Brenda Lee singles chronology
| "Let's Jump the Broomstick" (1959) | "Sweet Nothin's" (1959) | "That's All You Gotta Do" (1960) |

= Sweet Nothin's =

Sweet Nothin's is a 1959 song by Brenda Lee written by Ronnie Self. It peaked at No. 4 on the Billboard Hot 100 and No. 12 on the Hot R&B Sides chart, in 1960. The song (as Sweet Nuthin's) also charted on the UK Singles Chart in 1960, peaking at No. 4, marking Lee's first appearance on the UK chart.

The track begins with the sound of a whispering man who is speaking in a gibberish voice, where only Brenda Lee could understand, before the singing begins. Several radio stations banned the whispering dialogue as being too risque for airplay.
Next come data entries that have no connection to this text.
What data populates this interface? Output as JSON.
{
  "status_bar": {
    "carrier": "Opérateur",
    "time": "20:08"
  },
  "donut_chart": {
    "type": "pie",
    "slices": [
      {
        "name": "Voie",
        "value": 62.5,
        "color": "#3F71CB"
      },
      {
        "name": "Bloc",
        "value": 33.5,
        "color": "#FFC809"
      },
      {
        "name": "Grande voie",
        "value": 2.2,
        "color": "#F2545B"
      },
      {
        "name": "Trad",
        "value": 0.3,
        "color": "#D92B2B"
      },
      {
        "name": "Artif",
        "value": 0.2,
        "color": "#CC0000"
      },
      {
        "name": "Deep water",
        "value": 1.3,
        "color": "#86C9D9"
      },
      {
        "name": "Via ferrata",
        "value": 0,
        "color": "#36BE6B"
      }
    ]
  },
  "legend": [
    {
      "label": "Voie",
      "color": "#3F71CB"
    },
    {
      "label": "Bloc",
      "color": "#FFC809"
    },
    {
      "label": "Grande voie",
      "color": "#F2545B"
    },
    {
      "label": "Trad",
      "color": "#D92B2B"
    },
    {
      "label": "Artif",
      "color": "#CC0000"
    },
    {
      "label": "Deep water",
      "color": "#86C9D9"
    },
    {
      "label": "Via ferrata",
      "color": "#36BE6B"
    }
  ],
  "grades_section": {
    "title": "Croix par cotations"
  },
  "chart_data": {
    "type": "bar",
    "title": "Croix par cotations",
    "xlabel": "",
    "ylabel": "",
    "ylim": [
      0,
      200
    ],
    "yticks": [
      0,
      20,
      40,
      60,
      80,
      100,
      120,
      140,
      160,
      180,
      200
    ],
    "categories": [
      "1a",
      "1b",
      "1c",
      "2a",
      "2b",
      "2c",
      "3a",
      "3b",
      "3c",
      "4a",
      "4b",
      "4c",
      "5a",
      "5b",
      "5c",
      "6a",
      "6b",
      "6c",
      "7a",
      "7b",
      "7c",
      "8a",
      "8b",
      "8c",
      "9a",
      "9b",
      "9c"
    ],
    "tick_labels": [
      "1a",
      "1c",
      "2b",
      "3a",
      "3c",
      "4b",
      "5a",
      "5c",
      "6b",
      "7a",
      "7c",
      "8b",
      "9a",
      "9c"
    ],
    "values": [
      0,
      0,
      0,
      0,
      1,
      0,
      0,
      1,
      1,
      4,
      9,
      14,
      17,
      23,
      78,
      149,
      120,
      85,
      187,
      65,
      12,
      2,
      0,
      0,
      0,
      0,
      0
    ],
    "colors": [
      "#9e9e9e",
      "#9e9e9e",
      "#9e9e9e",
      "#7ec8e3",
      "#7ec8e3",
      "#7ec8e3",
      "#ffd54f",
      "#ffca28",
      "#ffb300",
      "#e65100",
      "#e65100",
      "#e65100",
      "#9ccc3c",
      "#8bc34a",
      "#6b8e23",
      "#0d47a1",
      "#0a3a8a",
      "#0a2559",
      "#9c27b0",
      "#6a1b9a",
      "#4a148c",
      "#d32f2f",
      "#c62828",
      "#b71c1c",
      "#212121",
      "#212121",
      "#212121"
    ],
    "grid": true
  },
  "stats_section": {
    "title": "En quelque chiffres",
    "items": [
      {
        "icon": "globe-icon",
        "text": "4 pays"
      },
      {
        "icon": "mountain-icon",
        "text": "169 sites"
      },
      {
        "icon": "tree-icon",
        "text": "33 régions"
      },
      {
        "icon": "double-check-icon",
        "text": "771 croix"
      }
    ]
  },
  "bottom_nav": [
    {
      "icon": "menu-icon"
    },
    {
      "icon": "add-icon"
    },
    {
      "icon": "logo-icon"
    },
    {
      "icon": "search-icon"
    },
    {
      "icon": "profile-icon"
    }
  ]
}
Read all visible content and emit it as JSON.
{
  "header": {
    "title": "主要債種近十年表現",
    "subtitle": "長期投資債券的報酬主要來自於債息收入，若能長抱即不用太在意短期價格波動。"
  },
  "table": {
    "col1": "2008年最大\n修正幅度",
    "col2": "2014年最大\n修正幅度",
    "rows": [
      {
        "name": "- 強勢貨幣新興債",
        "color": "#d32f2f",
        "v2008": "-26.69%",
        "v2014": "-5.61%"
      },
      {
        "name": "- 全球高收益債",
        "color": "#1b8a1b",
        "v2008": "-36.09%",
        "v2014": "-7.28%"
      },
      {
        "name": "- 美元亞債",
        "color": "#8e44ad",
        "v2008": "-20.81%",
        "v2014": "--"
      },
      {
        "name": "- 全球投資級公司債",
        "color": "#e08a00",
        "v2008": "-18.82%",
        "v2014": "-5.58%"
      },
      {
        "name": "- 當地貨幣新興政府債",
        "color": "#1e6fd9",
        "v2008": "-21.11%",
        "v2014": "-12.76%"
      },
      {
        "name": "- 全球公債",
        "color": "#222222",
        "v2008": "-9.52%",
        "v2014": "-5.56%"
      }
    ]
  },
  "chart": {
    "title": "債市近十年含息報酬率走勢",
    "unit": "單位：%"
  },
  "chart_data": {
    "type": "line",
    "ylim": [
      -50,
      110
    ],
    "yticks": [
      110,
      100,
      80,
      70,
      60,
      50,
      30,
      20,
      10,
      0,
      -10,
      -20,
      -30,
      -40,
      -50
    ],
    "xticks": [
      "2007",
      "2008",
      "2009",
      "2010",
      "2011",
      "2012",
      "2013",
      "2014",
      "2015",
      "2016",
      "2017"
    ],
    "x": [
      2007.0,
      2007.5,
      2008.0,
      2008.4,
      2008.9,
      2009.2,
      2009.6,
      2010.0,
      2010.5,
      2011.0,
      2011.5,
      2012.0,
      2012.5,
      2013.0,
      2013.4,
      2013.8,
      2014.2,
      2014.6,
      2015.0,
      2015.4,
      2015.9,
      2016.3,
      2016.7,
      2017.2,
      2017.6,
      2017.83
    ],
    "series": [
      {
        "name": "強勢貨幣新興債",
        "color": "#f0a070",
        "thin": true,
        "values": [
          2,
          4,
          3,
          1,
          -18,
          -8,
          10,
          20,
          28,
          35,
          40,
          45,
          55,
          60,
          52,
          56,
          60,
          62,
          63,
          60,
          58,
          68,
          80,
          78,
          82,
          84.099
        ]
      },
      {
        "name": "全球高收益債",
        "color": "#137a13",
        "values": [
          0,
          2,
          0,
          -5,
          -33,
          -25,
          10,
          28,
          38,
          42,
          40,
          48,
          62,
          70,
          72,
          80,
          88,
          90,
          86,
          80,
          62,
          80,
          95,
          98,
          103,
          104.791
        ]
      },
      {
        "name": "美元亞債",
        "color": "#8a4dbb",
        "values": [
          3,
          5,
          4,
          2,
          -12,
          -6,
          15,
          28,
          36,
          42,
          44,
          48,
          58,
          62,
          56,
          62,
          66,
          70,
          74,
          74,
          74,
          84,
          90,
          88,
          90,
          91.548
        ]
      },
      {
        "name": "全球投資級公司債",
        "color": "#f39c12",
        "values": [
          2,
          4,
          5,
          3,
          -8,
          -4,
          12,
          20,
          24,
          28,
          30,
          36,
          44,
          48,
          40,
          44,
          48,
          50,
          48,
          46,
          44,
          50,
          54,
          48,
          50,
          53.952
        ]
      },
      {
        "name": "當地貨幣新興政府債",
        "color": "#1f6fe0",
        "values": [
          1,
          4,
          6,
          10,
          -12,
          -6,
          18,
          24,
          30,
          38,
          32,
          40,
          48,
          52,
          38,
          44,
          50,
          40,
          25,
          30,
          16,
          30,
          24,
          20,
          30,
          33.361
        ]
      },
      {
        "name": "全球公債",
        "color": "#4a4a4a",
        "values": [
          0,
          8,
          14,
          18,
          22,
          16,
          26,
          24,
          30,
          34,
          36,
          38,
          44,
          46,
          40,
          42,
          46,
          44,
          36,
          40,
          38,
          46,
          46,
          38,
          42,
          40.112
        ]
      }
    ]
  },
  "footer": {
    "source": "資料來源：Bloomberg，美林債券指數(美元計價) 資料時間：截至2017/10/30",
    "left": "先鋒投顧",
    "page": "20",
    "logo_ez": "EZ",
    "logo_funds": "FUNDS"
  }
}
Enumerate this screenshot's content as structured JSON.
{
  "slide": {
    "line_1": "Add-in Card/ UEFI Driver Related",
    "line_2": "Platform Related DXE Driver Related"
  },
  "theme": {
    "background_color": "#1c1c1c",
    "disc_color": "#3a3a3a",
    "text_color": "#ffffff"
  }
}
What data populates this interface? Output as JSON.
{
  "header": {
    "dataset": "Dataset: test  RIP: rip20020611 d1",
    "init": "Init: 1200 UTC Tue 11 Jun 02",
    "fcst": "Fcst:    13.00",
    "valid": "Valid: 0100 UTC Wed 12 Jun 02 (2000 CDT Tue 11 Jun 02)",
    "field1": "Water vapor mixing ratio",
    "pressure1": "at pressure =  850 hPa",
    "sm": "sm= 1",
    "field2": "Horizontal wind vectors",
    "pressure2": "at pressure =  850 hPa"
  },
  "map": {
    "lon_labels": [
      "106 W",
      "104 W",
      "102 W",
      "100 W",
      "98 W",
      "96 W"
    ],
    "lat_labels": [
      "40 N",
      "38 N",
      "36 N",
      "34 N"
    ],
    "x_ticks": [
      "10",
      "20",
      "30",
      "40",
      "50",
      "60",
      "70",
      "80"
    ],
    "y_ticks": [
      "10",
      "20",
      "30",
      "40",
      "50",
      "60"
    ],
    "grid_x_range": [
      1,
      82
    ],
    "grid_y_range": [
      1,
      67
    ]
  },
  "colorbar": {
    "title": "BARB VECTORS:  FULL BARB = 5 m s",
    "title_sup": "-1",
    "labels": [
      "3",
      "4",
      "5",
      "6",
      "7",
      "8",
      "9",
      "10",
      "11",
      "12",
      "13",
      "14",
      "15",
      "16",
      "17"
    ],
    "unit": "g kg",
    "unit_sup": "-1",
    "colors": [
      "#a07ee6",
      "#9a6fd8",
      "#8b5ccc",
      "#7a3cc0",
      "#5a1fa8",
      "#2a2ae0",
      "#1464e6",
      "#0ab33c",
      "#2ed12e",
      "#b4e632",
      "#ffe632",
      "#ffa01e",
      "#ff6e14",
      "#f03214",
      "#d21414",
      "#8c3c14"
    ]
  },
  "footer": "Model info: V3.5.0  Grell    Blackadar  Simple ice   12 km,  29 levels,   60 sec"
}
Musician and producer David Z adapted Lee's vocals from the song to produce the distinctive backing vocals in "Kiss", the smash hit for Prince. Lee's voice from "Sweet Nothin's" was later sampled in Kanye West's song "Bound 2" on his 2013 album Yeezus. This sample in turn was used by Sigma in their 2014 song "Nobody to Love."

==In popular culture==
The song was used in a 1985 TV commercial for Molson Canadian beer in Canada.